When a child’s little fingers

could poke the elders to speak the bitter truth.

There was once a time in life’s tale

When the dry leaves were deaf

To the voice of the wind.

Those times were like the dreams

of a drummer boy teaching his tongue

How to speak in the language of fire.

I sat by our window

Where mama always told stories of villains

Who suck blood of sheep in lion’s skin

For the rapid growth of the ant.

I remember then,

How her eyes blazed

And how her limbs broke our bones.

I remember those moments

when fear eats deep into the sore of our non-chalancy.

Mama always smiled- in silence

And now, I hate those times!!

 

 

 

 

If I told u, would you believe?

 

 

There were times, the wind blew my chest off

And made me bare to the stones and metals.

There were times i rubbed my shoulders upon spears grasses and

Wished a miracle would come down fast.

Those times were like a flood washing off my skin.

Those times were shredded papers floating on airless air.
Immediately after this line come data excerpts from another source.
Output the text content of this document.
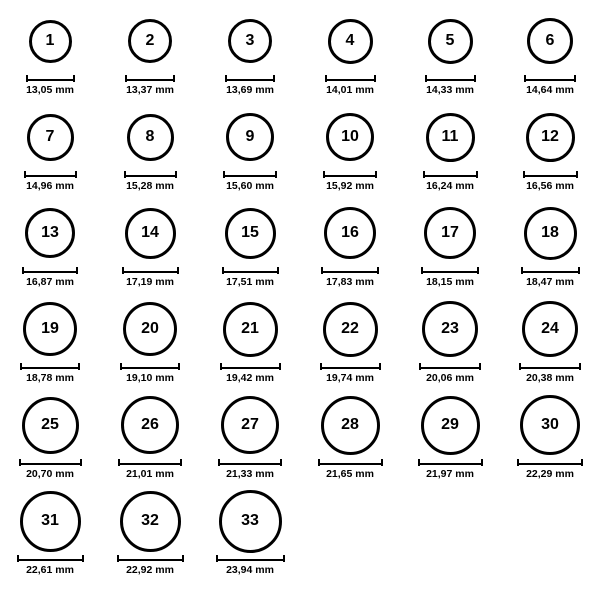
1
13,05 mm
2
13,37 mm
3
13,69 mm
4
14,01 mm
5
14,33 mm
6
14,64 mm
7
14,96 mm
8
15,28 mm
9
15,60 mm
10
15,92 mm
11
16,24 mm
12
16,56 mm
13
16,87 mm
14
17,19 mm
15
17,51 mm
16
17,83 mm
17
18,15 mm
18
18,47 mm
19
18,78 mm
20
19,10 mm
21
19,42 mm
22
19,74 mm
23
20,06 mm
24
20,38 mm
25
20,70 mm
26
21,01 mm
27
21,33 mm
28
21,65 mm
29
21,97 mm
30
22,29 mm
31
22,61 mm
32
22,92 mm
33
23,94 mm
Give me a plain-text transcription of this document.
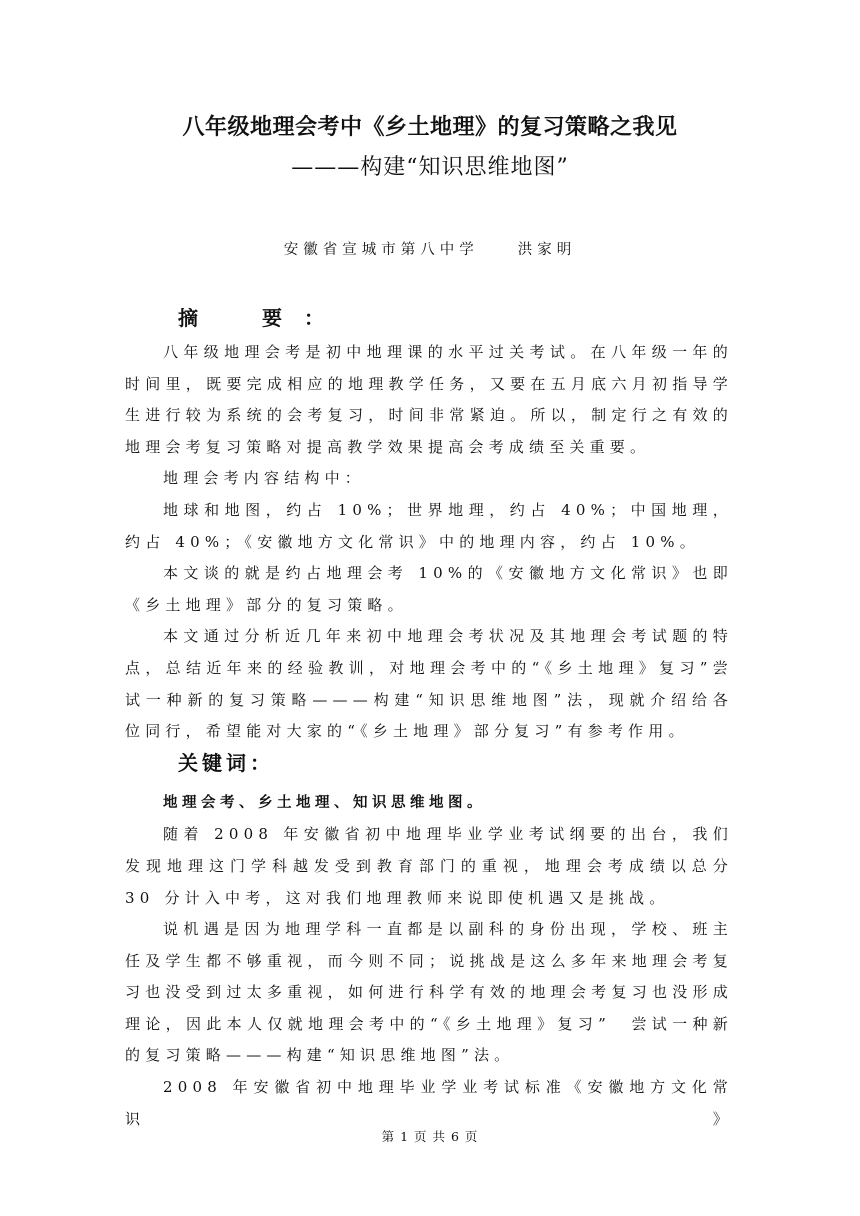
八年级地理会考中《乡土地理》的复习策略之我见
———构建“知识思维地图”
安徽省宣城市第八中学　　洪家明
摘　要：

八年级地理会考是初中地理课的水平过关考试。在八年级一年的时间里，既要完成相应的地理教学任务，又要在五月底六月初指导学生进行较为系统的会考复习，时间非常紧迫。所以，制定行之有效的地理会考复习策略对提高教学效果提高会考成绩至关重要。

地理会考内容结构中：

地球和地图，约占 10%；世界地理，约占 40%；中国地理，约占 40%；《安徽地方文化常识》中的地理内容，约占 10%。

本文谈的就是约占地理会考 10%的《安徽地方文化常识》也即《乡土地理》部分的复习策略。

本文通过分析近几年来初中地理会考状况及其地理会考试题的特点，总结近年来的经验教训，对地理会考中的“《乡土地理》复习”尝试一种新的复习策略———构建“知识思维地图”法，现就介绍给各位同行，希望能对大家的“《乡土地理》部分复习”有参考作用。

地理会考、乡土地理、知识思维地图。

随着 2008 年安徽省初中地理毕业学业考试纲要的出台，我们发现地理这门学科越发受到教育部门的重视，地理会考成绩以总分 30 分计入中考，这对我们地理教师来说即使机遇又是挑战。

说机遇是因为地理学科一直都是以副科的身份出现，学校、班主任及学生都不够重视，而今则不同；说挑战是这么多年来地理会考复习也没受到过太多重视，如何进行科学有效的地理会考复习也没形成理论，因此本人仅就地理会考中的“《乡土地理》复习”　尝试一种新的复习策略———构建“知识思维地图”法。

2008 年安徽省初中地理毕业学业考试标准《安徽地方文化常识》

关键词：
第 1 页 共 6 页
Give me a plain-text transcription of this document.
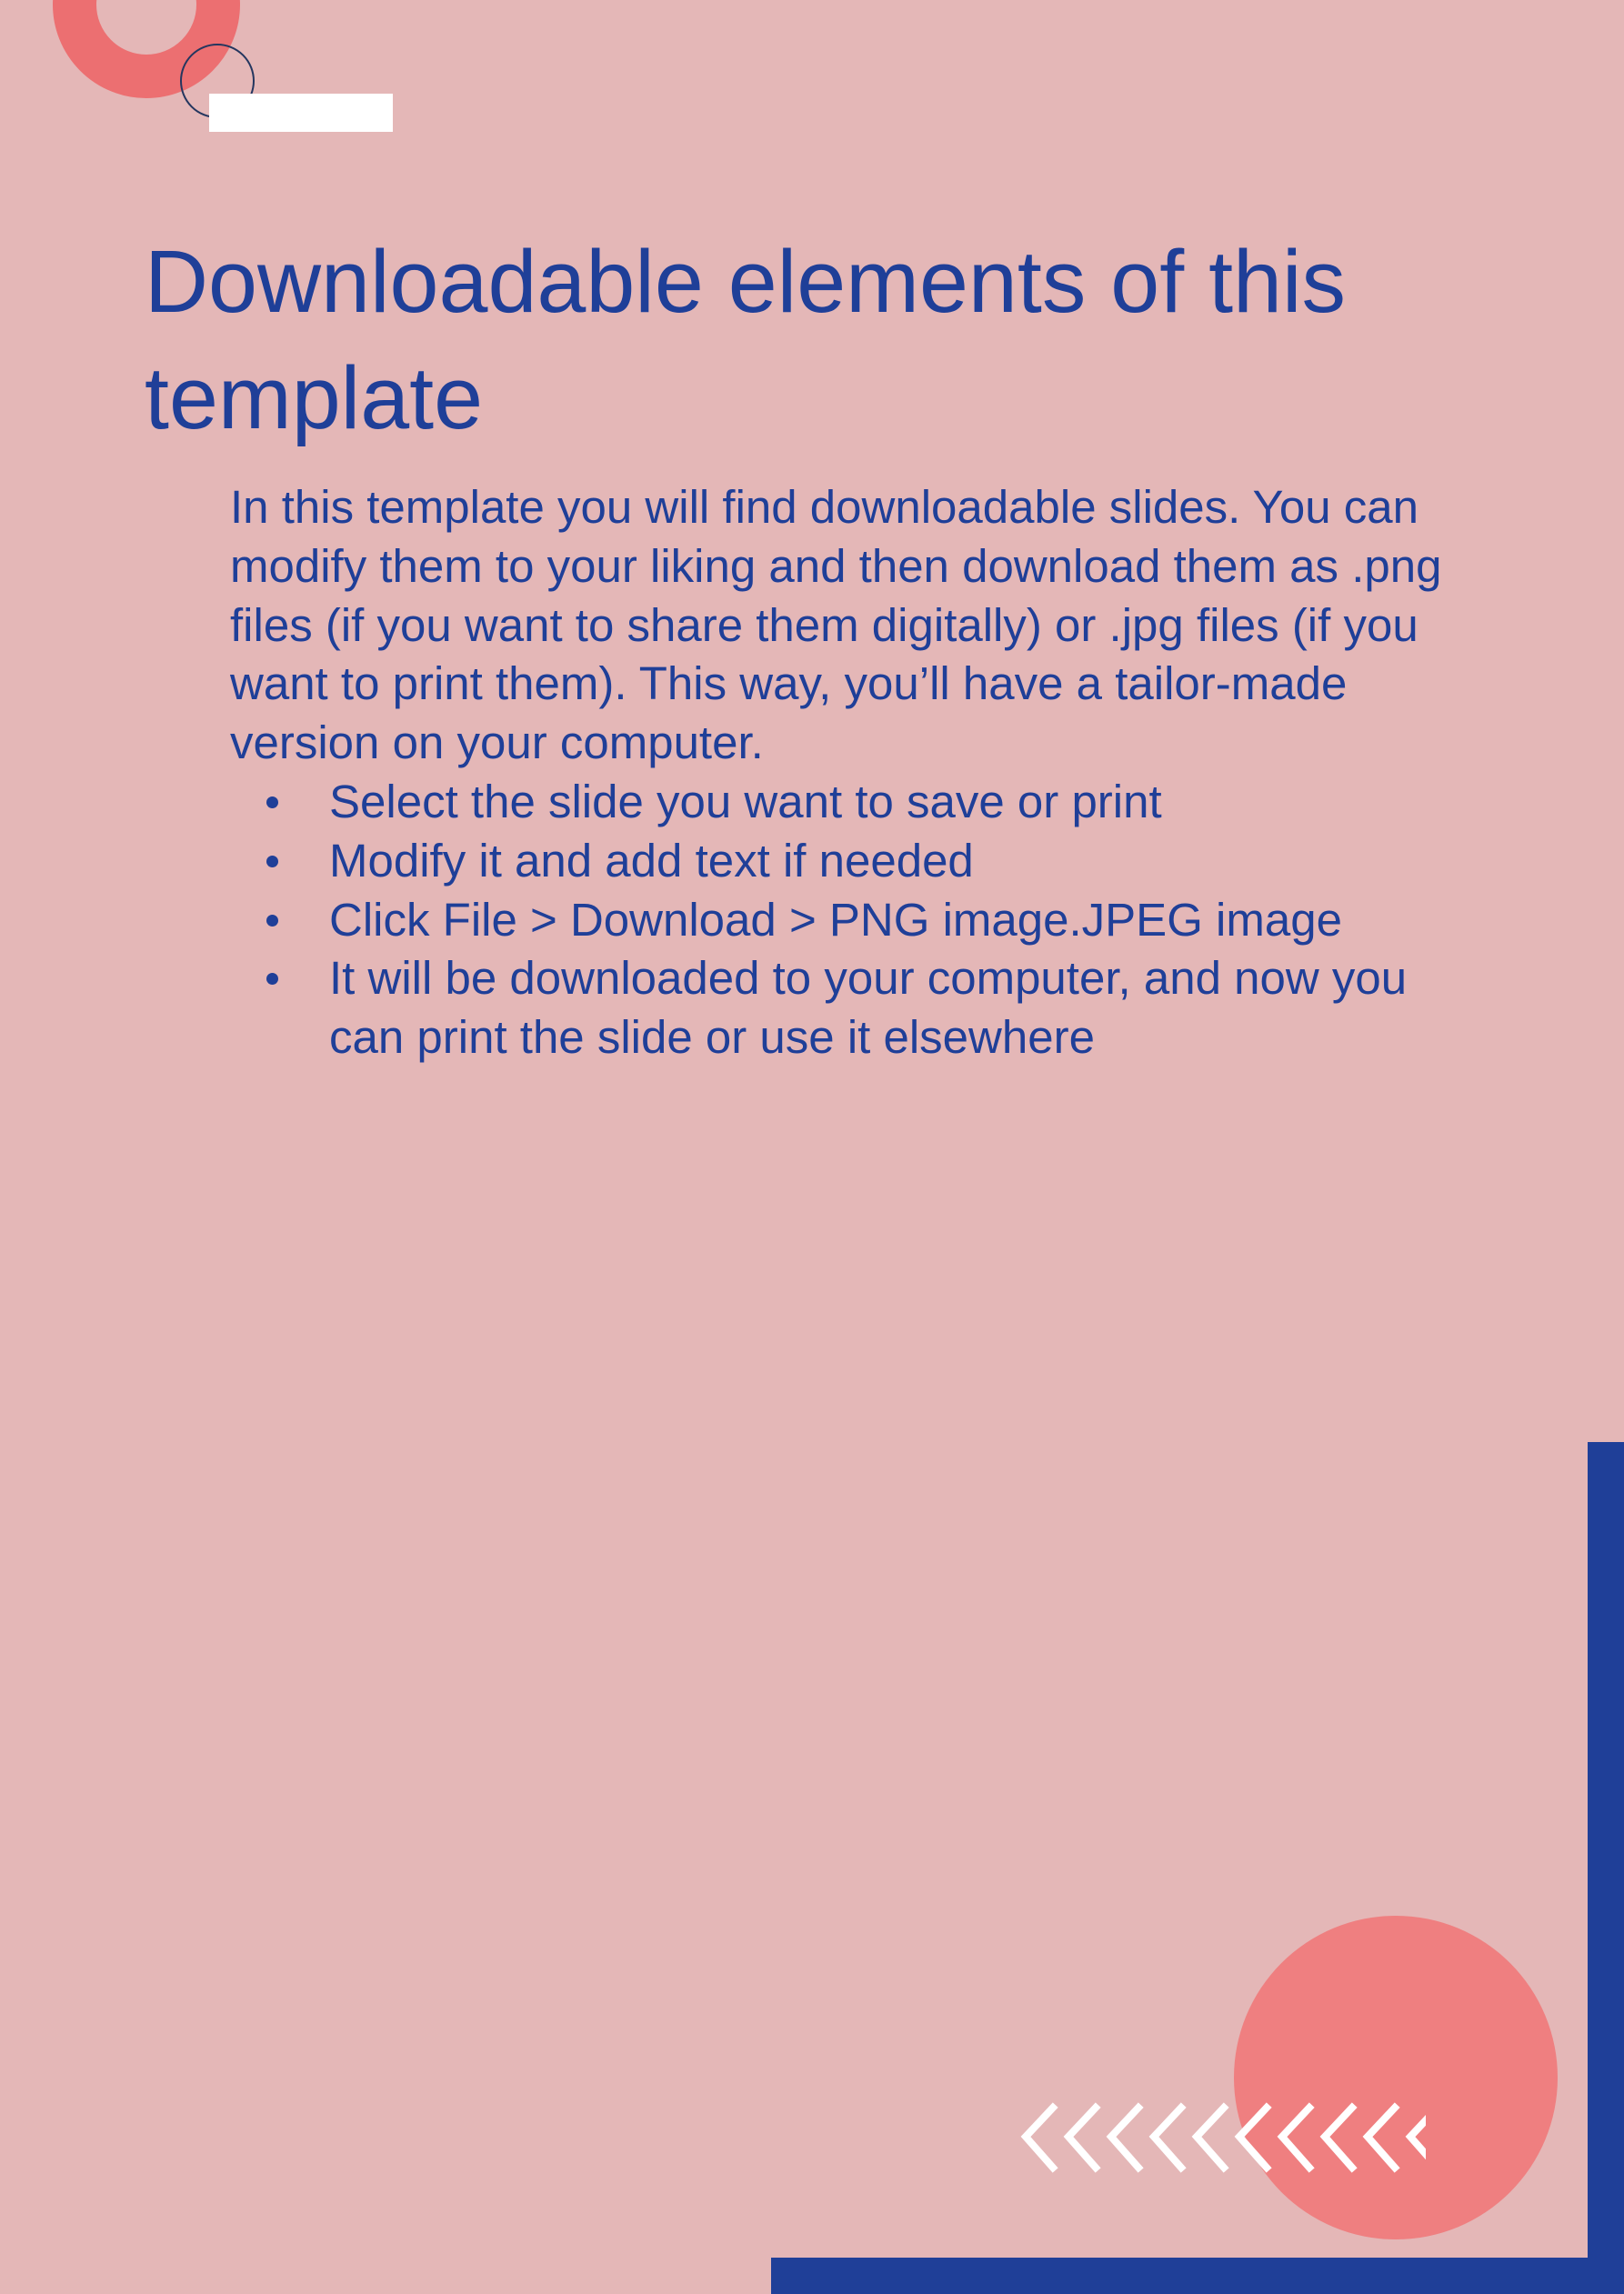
Downloadable elements of this template

In this template you will find downloadable slides. You can modify them to your liking and then download them as .png files (if you want to share them digitally) or .jpg files (if you want to print them). This way, you’ll have a tailor-made version on your computer.

Select the slide you want to save or print
Modify it and add text if needed
Click File > Download > PNG image.JPEG image
It will be downloaded to your computer, and now you can print the slide or use it elsewhere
Those times, you were faraway,

A phone call wasn’t your tradition.

And i, with pride, denied responsibilities.

I told myself

I’m alone and always alone.

i have passed through life’s stormy way and highways

I have ran on life fields hoping to catch the wind and cage the sun

I have written life’s test, answered life’s questions,

Hoped for a better ministry, than this strain i found myself in.

But as i journeyed and raced with my equals,

I realise

Life is empty,

It’s void of breath,

It’s dark and white.

It blinks in unsure decisions.

Life throws us balls

Life sometimes shatters us.

Life makes us an episodical stage of our mistakes.

Its pricks us with the truth and forces us to lie against our existence

Life is a shadow..

Now,

If i told you, i was once a bitter child,

Naked and brutal,

Stupid and flexible,

Useless and without shadow.

Unrepentant and unforgiving,

Would you believe?

Or if i told you, there were times i wanted to kill life itself,

Would you label me a Criminal?

 

 

 

 

Another tale to this slavery

 

 

I sang songs from my empty bowels

“come feed my soul with thy truth”

I spread my hands to the sky

Where the white man looked with his squirming eye.

“Does your found-ther

Hear the fainting call that eludes my heart in shrinking voice?” I cried

“His ears are on the ground,

He peeps through the cotton wool

And weighs the aggravation of your heart

With his cleansing pole” he said under his breath.

I felt their limbs fall by my side,

When the thunder we all seek

Rampaged the Earth and stole my treasured earnings.

“He has answered” they said.

He has accepted the rituals i didn’t burn night escapades to sacrifice to him,

He will resume his Duty as “our” Father

And I will continue to suffer as a slavery child of which I am.

 

 

 

 

 

Opeoluwa Olatunbosun

Opeoluwa Olatunbosun is a student of The Polytechnic of Ibadan who studies Mass communication. Her poems have been featured in The Night anthology, Gods of August anthology and In my Father’s house anthology.